In today’s Gospel (Matt 2:1-12), we are told of civil and religious authorities—Herod and the experts of scriptures—who were caught unawares about the coming of the Messiah.  On the one hand, Bethlehem was a village under Herod who should have known the place and its people.  On the other, the religious authorities had the Scriptures which tells of the birth of the Messiah: “And you, Bethlehem, land of Judah, are by no means least among the princes of Judah, since from you shall come a ruler who is to shepherd me people Israel” (Matt 2:8).  Indeed, it was the priests and scribes who furnished King Herod the information about the future ruler.  And when Herod eventually knew about him, he rejected him, thinking the child would be a threat to his kingship.  In sharp contrast, we are also told of Magi, astrologers who studied the stars, so much aware of the coming of the new King.  To know him, the Magi did not have the Scriptures; they had only a miraculous star to tell them.  And by means of the star, they were led to the house of Joseph.  In this pericope, Matthew thus makes a contrast between astrologers from the east who accepted Jesus and the King and religious leaders of Israel who rejected him.
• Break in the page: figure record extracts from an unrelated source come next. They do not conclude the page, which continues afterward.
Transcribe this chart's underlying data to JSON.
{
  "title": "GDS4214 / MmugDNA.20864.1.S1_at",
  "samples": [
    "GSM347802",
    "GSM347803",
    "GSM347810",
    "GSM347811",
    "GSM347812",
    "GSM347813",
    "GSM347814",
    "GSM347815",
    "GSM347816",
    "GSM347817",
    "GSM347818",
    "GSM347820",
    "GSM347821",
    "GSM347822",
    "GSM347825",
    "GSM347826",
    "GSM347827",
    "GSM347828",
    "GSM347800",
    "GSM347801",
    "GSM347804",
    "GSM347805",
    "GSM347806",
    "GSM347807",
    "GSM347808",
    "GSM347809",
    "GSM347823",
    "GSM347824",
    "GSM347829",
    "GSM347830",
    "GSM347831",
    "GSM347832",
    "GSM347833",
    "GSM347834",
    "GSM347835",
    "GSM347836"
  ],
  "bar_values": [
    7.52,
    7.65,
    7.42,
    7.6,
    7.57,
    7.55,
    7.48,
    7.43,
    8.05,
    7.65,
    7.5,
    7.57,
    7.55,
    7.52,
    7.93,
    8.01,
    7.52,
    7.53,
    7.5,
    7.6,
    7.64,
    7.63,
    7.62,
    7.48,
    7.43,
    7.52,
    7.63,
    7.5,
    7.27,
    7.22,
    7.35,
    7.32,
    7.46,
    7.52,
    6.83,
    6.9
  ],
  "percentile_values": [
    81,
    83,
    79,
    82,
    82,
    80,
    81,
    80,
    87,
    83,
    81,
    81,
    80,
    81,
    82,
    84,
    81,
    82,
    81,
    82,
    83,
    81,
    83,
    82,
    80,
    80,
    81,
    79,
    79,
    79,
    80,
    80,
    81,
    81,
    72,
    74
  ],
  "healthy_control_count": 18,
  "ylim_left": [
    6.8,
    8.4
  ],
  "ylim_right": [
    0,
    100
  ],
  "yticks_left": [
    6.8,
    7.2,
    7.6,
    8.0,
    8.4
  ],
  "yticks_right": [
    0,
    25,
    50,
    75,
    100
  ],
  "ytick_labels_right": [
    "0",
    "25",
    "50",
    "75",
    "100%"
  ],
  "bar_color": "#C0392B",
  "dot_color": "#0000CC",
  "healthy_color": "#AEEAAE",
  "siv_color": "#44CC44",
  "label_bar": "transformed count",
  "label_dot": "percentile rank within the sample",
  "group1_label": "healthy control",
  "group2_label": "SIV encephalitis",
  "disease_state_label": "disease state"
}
The Magi story is a part of the introduction to Matthew’s gospel, and functions as an overture to the whole Matthean account of Jesus’ life, ministry and death, in more or less the same way that the Prologue of John introduces the reader to the theology found in his gospel.  In particular, the Magi story serves to prefigure what happened in the life and ministry of Jesus and the early Church.  Looking back, we know that both the civil and religious authorities, whom Herod and the interpreters of the Scriptures represent, refused to recognize Jesus as the One sent by God.  God chose them as his people, and gave them his Word—the Scriptures—so they could walk in his ways; but when the time came, they failed to recognize the Messiah.  They were scandalously slow in coming to faith in the Messiahship of Jesus.  In sharp contrast, the Gentiles, whom the Magi represent in today’s gospel, knew nothing about God except through what was available to them through the natural phenomena, like the star, and yet, when confronted with the Message, they believed in Jesus the Messiah.  In other words, the story was recalled by the Matthean community to explain a phenomenon in the early Church:  the early Christians saw the contrasting reactions of the Jews and Gentiles to the ministry of Jesus and the apostles: while the Israelites rejected him, the Gentiles accepted him.  In the understanding of the Matthean community, this sheds light on why the majority of the members of the Church came from pagans, not from Israelites, even though Jesus was a Jew.

             

How explain the contrast?  For Matthew, Herod and the religious authorities, even though they had the sacred tradition, failed to recognize the Messiah because of their unbelief; they closed their eyes to the revelation of God in the child.  The Magi, on the other hand, had faith.  They believed that God spoke to them through the miraculous star.  They believed that in the ordinariness of the child born in Bethlehem, God was there.  Hence, the feast of the Epiphany is really about God’s revelation, and our acceptance or rejection of that revelation.  It is possible that people who are supposedly religious may fail to recognize the coming of God in their lives.  It happens when they presume to know the working of God, and limit his action to what they have already learned in their theologies.  They put limits to their faith.  But God is a God of surprises!  He reveals himself in ways that are unknown and ordinary, and that people do not expect.  He can reveal himself in a helpless child at Christmas, a child no different in appearance from the children of a small, poor village like Bethlehem. And we can detect his presence even in the negative experiences of our lives, in powerlessness, helplessness and wretchedness, in much the same way that a Jewish prisoner of war in a German camp came to recognize him in the boy hanging on the gallows.  What is important for us, of course, is to detect his presence, to recognize his revelation.  And we can do it only with the eyes of faith.